Re: Fire and Smoke test
It would be interesting to check the amount of GPU memory used (only by LuxCore). I'm afraid it is a statistics currently available only in LuxCoreUI and not yet supported BlendLuxCore. To access LuxCoreUI, you have to download the stand alone version of LuxCoreRender, export the scene in text or binary format from BlendLuxCore and then load the scene in LuxCoreUI to start the render and finally press "j" to access the complete statistics.
@B.Y.O.B., how is handled the translation from adaptive grid to regular grid, is the resolution defined by the user or Blender ? Or the Blender adaptive domain simulation still generate a regular grid at the end ?
Re: Fire and Smoke test
It is completely transparent to us. In our code we don't even notice that the user is using an adaptive domain, Blender hides this perfectly from us.
Smoke export code: https://github.com/LuxCoreRender/BlendL ... t/smoke.py
About data structures, isn't a mostly-empty smoke simulation basically a sparse matrix?
Maybe there's an efficient data structure for those that we could implement?
Or we could look at openvdb.
Re: Fire and Smoke test
Here's the scene in LuxCoreUI: Are the 847M in the first line of the used intersection devices the GPU memory used?Dade wrote: ↑Thu Apr 05, 2018 2:03 pm It would be interesting to check the amount of GPU memory used (only by LuxCore). I'm afraid it is a statistics currently available only in LuxCoreUI and not yet supported BlendLuxCore. To access LuxCoreUI, you have to download the stand alone version of LuxCoreRender, export the scene in text or binary format from BlendLuxCore and then load the scene in LuxCoreUI to start the render and finally press "j" to access the complete statistics.
Side note:
Before loading my scene, I tried the test scene shipping with LuxCoreUI, but it wasn't loading.
When I then loaded my scene, the headline wasn't there.
Re: Fire and Smoke test
Yes, exactly. It is not a small amount of memory, you can render about 4-5 millions of triangles + texture maps with about the some amount of memory but it is somewhat expected because of the regular grid storage. I'm going also to add another pretty simple feature to reduce memory usage: store values in half format (16bit floating point, it is trivial to do and cut the amount of memory required in half).

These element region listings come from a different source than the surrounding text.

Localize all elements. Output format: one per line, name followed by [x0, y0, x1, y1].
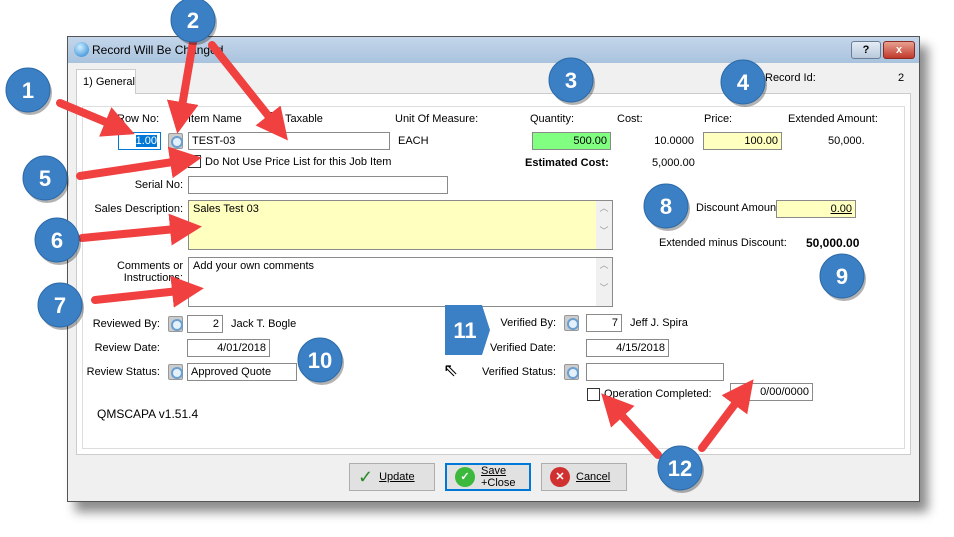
red-arrow: [78, 213, 202, 246]
red-arrow: [91, 275, 204, 308]
annotation-number: 9: [836, 264, 848, 289]
red-arrow: [208, 41, 288, 141]
annotation-overlay: 123 456789101112: [5, 0, 866, 493]
red-arrow: [601, 393, 662, 459]
red-arrow: [166, 38, 199, 134]
annotation-number: 3: [565, 68, 577, 93]
red-arrow: [698, 379, 754, 452]
annotation-number: 1: [22, 78, 34, 103]
annotation-number: 4: [737, 70, 750, 95]
annotation-number: 5: [39, 166, 51, 191]
annotation-number: 7: [54, 293, 66, 318]
red-arrow: [76, 146, 202, 180]
tab-general[interactable]: 1) General: [76, 69, 136, 94]
annotation-number: 12: [668, 456, 692, 481]
red-arrow: [56, 99, 135, 137]
annotation-number: 8: [660, 194, 672, 219]
annotation-number: 11: [453, 318, 476, 343]
annotation-number: 6: [51, 228, 63, 253]
annotation-number: 2: [187, 8, 199, 33]
annotation-number: 10: [308, 348, 332, 373]
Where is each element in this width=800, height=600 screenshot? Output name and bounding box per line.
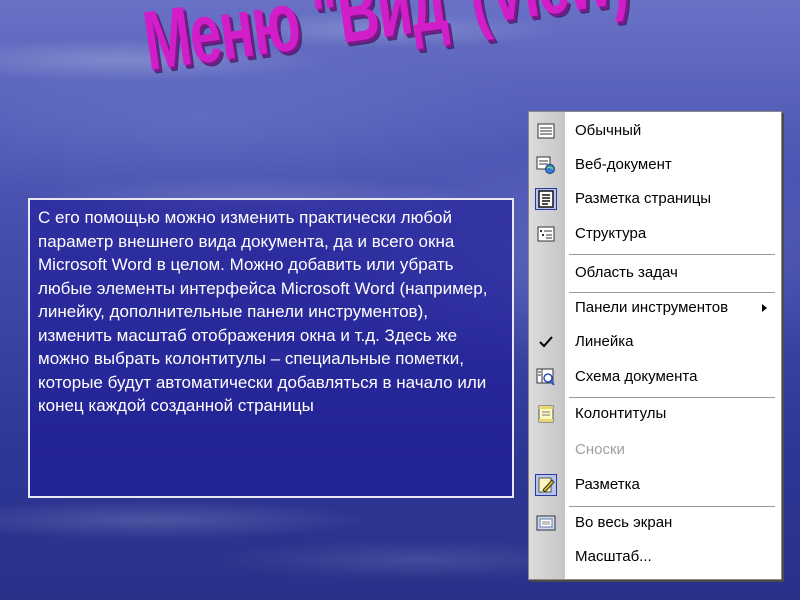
menu-item-label: Масштаб...: [575, 548, 652, 565]
menu-item-toolbars[interactable]: Панели инструментов: [529, 293, 781, 323]
menu-item-label: Область задач: [575, 264, 678, 281]
menu-item-header-footer[interactable]: Колонтитулы: [529, 399, 781, 429]
menu-item-outline[interactable]: Структура: [529, 219, 781, 249]
menu-item-document-map[interactable]: Схема документа: [529, 362, 781, 392]
menu-item-ruler[interactable]: Линейка: [529, 327, 781, 357]
menu-item-label: Веб-документ: [575, 156, 672, 173]
header-footer-icon: [535, 403, 557, 425]
menu-item-label: Сноски: [575, 441, 625, 458]
menu-separator: [569, 254, 775, 256]
menu-item-label: Во весь экран: [575, 514, 673, 531]
markup-icon: [535, 474, 557, 496]
full-screen-icon: [535, 512, 557, 534]
outline-icon: [535, 223, 557, 245]
view-menu: Обычный Веб-документ Разметка страницы С…: [528, 111, 782, 580]
checkmark-icon: [535, 331, 557, 353]
normal-view-icon: [535, 120, 557, 142]
print-layout-icon: [535, 188, 557, 210]
slide-title: Меню "Вид"(View): [137, 0, 633, 88]
web-layout-icon: [535, 154, 557, 176]
menu-item-footnotes: Сноски: [529, 435, 781, 465]
document-map-icon: [535, 366, 557, 388]
menu-item-full-screen[interactable]: Во весь экран: [529, 508, 781, 538]
description-text-box: С его помощью можно изменить практически…: [28, 198, 514, 498]
menu-item-label: Колонтитулы: [575, 405, 667, 422]
menu-item-normal[interactable]: Обычный: [529, 116, 781, 146]
menu-item-markup[interactable]: Разметка: [529, 470, 781, 500]
menu-item-label: Разметка: [575, 476, 640, 493]
menu-item-label: Схема документа: [575, 368, 698, 385]
menu-item-print-layout[interactable]: Разметка страницы: [529, 184, 781, 214]
menu-item-label: Обычный: [575, 122, 642, 139]
menu-item-label: Линейка: [575, 333, 634, 350]
submenu-arrow-icon: [762, 304, 767, 312]
menu-item-label: Разметка страницы: [575, 190, 712, 207]
menu-item-label: Панели инструментов: [575, 299, 729, 316]
menu-item-web-document[interactable]: Веб-документ: [529, 150, 781, 180]
menu-item-task-pane[interactable]: Область задач: [529, 258, 781, 288]
description-text: С его помощью можно изменить практически…: [38, 208, 488, 415]
menu-item-label: Структура: [575, 225, 647, 242]
menu-item-zoom[interactable]: Масштаб...: [529, 542, 781, 572]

It supposed to be read from the main directory like explained in https://github.com/LuxCoreRender/LuxCor ... /README.md with a:
Code: Select all
./bin/luxcoreui scenes/cornell/cornell.cfg
Do you mean the menu bar ? It seems a bug in ImGUI happening only on Windows (I have still to investigate): the menu is still there and will pop up as soon as you click there.
Re: Fire and Smoke test
Or you could add a fallback check during the scene loading that searches the directory of the .cfg for the other files.